The city has the main branch of the Findlay-Hancock County Public Library. The library was established on April 16, 1888, and was originally housed in the Hancock County Courthouse basement until it was able to move into an old post office building in 1935. The main library building was renovated in 1991, and again in 2009 after a major flood. The library announced in March 2019 it would end the process of charging late fees.

==Infrastructure==
===Transportation===
Findlay Airport is located 2 nmi south-southwest of Findlay's central business district.

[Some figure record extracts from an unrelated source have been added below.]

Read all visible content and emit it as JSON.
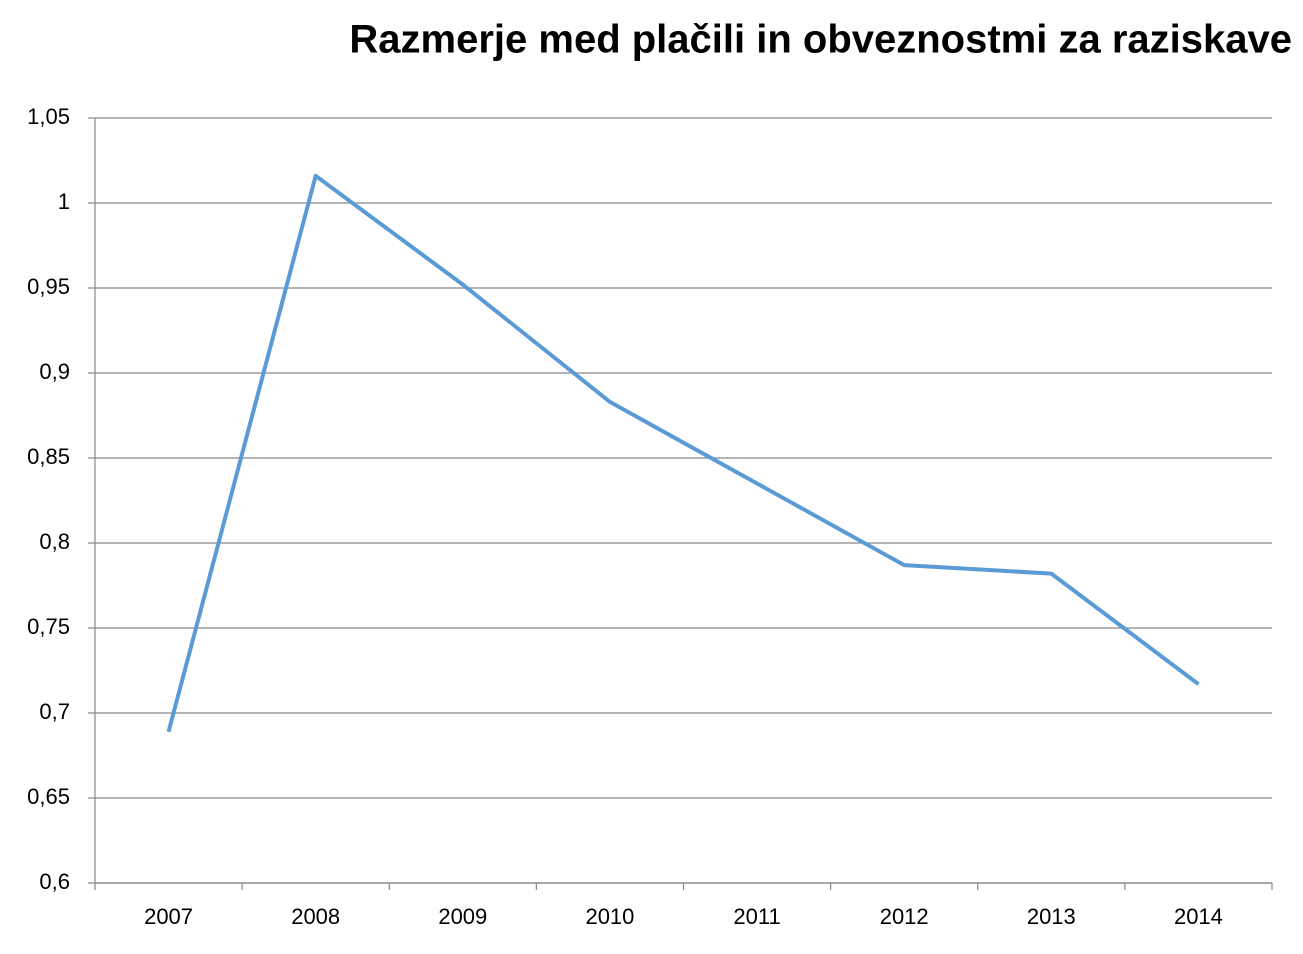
{
  "chart_data": {
    "type": "line",
    "title": "Razmerje med plačili in obveznostmi za raziskave",
    "categories": [
      "2007",
      "2008",
      "2009",
      "2010",
      "2011",
      "2012",
      "2013",
      "2014"
    ],
    "series": [
      {
        "color": "#5b9bd5",
        "values": [
          0.689,
          1.016,
          0.952,
          0.883,
          0.835,
          0.787,
          0.782,
          0.717
        ]
      }
    ],
    "ylim": [
      0.6,
      1.05
    ],
    "yticks": [
      {
        "value": 0.6,
        "label": "0,6"
      },
      {
        "value": 0.65,
        "label": "0,65"
      },
      {
        "value": 0.7,
        "label": "0,7"
      },
      {
        "value": 0.75,
        "label": "0,75"
      },
      {
        "value": 0.8,
        "label": "0,8"
      },
      {
        "value": 0.85,
        "label": "0,85"
      },
      {
        "value": 0.9,
        "label": "0,9"
      },
      {
        "value": 0.95,
        "label": "0,95"
      },
      1,
      {
        "value": 1.05,
        "label": "1,05"
      }
    ],
    "grid": true
  }
}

Interstate 75, US 68 (northern terminus), and US 224 are major highways that pass through the city. State routes in the city of Findlay include: Ohio State Route 12, Ohio State Route 15, Ohio State Route 568, and Ohio State Route 37.

Historically, the Baltimore & Ohio, the New York Central, and the Nickel Plate Road operated passenger train service through Findlay. The last trains were the Nickel Plate's St. Louis–Muncie–Cleveland trains (#9, Blue Arrow westbound and #10, Blue Dart eastbound). These trains ended in 1959.

==Notable people==

- Peggy Kirk Bell, golfer, winner of the 1949 Titleholders Championship
- Willard Harrison Bennett, inventor of the radio frequency mass spectrometer
- Joshua Brodbeck, international concert organist
- Aaron Craft, college basketball player for Ohio State, Big Ten leader in steals
- Gavin Creel, Tony Award-winning Broadway actor and singer
- Russel Crouse, Broadway playwright, The Sound of Music, State of the Union and Call Me Madam
- Jo Ann Davidson, Ohio's first female Speaker of the House
- James C. Donnell, president of The Ohio Oil Company (now Marathon Oil)
- Marie Dressler, actress and silent film star
- Tennyson Guyer, Congressman
- Ray Harroun, race car developer and driver, and first Indianapolis 500 winner
- Cliff Hite, Ohio state senator, high school football coach of Ben Roethlisberger
- Michael Holmes, saxophonist
- Josh Huston, former kicker in the National Football League (NFL)
- Grant "Home Run" Johnson, Negro league baseball player and manager
- Yuki Kamifuku, professional wrestler for Tokyo Joshi Pro Wrestling
- John Kidd, former punter in the NFL
- Dave Laut, shot-putter who won bronze at the 1984 Summer Olympics
- Mark Metcalf, actor
- Marilyn Miller, Broadway star of the 1920s
- William Mungen, U.S. Representative, lawyer, Union Army colonel
- Dan O'Brien, cattleman and author
- Michael G. Oxley, Congressman (1981–2006), co-author of Sarbanes–Oxley Act, Executive Vice President of NASDAQ
- Lamont Paris, men's college basketball coach at University of South Carolina
- Tot Pressnell, pitcher for the Brooklyn Dodgers and Chicago Cubs
- James Purdy, novelist, short-story writer, poet, and playwright
- Howard Taylor Ricketts, pathologist who discovered the causative agent of Rocky Mountain spotted fever, Rickettsia rickettsii, which was also named after him
- Ben Roethlisberger, former quarterback in the NFL for the Pittsburgh Steelers
- Mike Streicher, racing driver
- Philip Sugden, artist and painter
- Tell Taylor, composer of "Down by the Old Mill Stream"
- Landon Tewers, musician known for The Plot In You
- Wilson Vance (1845–1911), American Civil War soldier awarded the Medal of Honor
- Chad Zerbe, former pitcher for the San Francisco Giants

==Friendship city==
The city currently has a friendship city agreement with Kawaguchi, Saitama, which began on August 16, 2018.